16.1.6.1. @XmlSchema Annotation

A package is mapped to an XML namespace. The following attributes of the XML namespace can be customized using the @XmlSchema annotation parameters:

  • elementFormDefault using @XmlSchema.elementFormDefault()

  • attributeFormDefault using @XmlSchema.attributeFormDefault()

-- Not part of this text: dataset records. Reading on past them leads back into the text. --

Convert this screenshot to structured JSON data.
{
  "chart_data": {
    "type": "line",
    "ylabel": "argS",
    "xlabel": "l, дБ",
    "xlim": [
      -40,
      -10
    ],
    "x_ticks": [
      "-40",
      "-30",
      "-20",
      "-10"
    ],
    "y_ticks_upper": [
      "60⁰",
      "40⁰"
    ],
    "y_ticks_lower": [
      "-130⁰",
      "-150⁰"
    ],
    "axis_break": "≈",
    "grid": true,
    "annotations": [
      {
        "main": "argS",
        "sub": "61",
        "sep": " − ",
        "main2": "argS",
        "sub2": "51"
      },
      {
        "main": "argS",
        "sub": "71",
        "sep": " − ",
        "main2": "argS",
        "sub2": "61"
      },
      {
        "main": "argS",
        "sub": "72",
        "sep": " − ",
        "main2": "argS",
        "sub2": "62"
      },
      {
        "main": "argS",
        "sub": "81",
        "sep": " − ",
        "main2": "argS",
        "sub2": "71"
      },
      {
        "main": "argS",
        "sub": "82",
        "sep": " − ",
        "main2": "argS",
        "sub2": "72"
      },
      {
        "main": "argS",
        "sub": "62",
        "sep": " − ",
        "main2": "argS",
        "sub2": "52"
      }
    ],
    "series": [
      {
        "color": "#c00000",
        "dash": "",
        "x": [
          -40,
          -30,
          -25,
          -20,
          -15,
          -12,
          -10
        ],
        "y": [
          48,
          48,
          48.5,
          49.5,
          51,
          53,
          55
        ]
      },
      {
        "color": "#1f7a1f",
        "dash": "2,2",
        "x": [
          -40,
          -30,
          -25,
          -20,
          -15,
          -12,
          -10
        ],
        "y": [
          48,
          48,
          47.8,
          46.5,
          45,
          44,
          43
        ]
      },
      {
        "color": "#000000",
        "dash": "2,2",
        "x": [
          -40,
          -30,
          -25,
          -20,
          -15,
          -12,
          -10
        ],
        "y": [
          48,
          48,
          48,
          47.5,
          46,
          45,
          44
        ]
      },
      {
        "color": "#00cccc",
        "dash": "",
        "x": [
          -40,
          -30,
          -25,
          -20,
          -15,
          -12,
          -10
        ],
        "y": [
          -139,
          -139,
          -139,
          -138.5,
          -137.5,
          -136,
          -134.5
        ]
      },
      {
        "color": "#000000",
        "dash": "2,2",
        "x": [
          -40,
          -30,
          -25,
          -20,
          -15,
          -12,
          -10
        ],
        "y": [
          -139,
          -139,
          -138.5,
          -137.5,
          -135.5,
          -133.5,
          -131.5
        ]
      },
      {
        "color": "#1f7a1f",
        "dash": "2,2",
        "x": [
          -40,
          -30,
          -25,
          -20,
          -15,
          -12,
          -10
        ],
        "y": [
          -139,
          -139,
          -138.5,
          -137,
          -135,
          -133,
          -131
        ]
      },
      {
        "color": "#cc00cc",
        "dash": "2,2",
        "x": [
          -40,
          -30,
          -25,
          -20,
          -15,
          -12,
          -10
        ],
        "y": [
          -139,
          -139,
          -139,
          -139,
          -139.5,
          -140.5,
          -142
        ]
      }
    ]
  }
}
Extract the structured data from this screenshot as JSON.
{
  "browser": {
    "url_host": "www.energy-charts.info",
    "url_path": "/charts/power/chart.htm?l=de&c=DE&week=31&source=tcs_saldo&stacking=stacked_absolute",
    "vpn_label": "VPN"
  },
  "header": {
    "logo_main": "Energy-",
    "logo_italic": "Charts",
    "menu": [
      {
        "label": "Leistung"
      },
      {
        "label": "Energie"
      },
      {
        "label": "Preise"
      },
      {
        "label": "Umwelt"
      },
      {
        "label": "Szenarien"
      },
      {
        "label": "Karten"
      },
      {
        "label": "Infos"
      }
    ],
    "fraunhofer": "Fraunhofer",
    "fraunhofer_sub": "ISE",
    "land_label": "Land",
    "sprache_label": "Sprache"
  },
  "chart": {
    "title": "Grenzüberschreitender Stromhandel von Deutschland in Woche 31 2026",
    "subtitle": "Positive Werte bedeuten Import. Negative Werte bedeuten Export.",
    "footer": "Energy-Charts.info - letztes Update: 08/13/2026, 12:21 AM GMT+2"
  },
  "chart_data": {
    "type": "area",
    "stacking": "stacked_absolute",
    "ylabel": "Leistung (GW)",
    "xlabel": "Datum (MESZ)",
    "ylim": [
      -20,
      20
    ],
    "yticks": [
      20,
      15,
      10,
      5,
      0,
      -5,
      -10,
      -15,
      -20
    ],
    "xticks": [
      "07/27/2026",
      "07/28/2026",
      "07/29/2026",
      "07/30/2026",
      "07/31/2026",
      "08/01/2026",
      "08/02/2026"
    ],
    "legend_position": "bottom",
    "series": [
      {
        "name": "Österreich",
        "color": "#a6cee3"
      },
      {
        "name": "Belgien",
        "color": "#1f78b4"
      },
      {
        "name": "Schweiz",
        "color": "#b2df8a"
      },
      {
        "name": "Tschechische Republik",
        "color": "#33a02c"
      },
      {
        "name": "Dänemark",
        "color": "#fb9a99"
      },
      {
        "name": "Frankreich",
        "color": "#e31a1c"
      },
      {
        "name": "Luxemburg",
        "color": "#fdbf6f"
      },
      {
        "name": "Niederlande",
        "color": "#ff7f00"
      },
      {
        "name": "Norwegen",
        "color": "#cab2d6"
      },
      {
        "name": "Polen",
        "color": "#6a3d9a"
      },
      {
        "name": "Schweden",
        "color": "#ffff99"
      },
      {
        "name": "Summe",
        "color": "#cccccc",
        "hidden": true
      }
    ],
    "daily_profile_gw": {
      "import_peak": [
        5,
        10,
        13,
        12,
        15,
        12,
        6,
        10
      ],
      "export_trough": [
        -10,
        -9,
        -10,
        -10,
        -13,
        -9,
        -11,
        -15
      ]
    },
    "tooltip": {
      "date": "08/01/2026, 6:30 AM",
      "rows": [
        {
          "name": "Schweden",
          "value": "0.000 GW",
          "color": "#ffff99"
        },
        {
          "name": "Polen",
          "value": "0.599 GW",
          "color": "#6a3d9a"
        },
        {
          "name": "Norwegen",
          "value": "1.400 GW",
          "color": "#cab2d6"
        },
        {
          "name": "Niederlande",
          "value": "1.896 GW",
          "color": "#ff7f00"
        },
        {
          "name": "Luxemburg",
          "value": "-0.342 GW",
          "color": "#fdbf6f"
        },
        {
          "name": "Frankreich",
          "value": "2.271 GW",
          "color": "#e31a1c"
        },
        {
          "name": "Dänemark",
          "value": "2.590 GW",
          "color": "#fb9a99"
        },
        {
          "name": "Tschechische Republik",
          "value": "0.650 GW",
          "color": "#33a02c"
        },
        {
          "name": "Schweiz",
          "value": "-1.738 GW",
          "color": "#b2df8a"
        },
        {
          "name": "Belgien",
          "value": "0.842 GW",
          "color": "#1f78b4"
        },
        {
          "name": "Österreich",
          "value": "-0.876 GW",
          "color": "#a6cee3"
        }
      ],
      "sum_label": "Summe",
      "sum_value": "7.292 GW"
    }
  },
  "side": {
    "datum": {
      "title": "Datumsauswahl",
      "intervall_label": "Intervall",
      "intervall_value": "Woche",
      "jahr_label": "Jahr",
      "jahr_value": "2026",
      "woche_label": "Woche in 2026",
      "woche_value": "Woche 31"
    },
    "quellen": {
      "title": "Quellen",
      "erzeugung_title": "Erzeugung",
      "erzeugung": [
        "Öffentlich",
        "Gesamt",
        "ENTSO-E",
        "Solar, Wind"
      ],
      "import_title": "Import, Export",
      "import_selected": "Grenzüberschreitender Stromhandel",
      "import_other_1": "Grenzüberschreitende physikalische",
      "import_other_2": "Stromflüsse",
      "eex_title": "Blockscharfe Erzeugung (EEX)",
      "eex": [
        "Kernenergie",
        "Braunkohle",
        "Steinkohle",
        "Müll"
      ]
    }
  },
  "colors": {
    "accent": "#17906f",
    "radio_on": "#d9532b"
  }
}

  • targetNamespace using @XmlSchema.namespace()

  • Associate namespace prefixes with the XML namespaces using the @XmlSchema.ns() annotation

These XML namespace attributes are bound to .NET serialization attributes (for example, XmlSerializer attributes).

16.1.6.2. Not Recommended Annotations

Any JAXB 2.0 annotation can be used, but the following are not recommended:

  • The javax.xml.bind.annotation.XmlElementDecl annotation is used to provide complete XML schema support.

  • The @XmlID and @XmlIDREF annotations are used for XML object graph serialization, which is not well supported.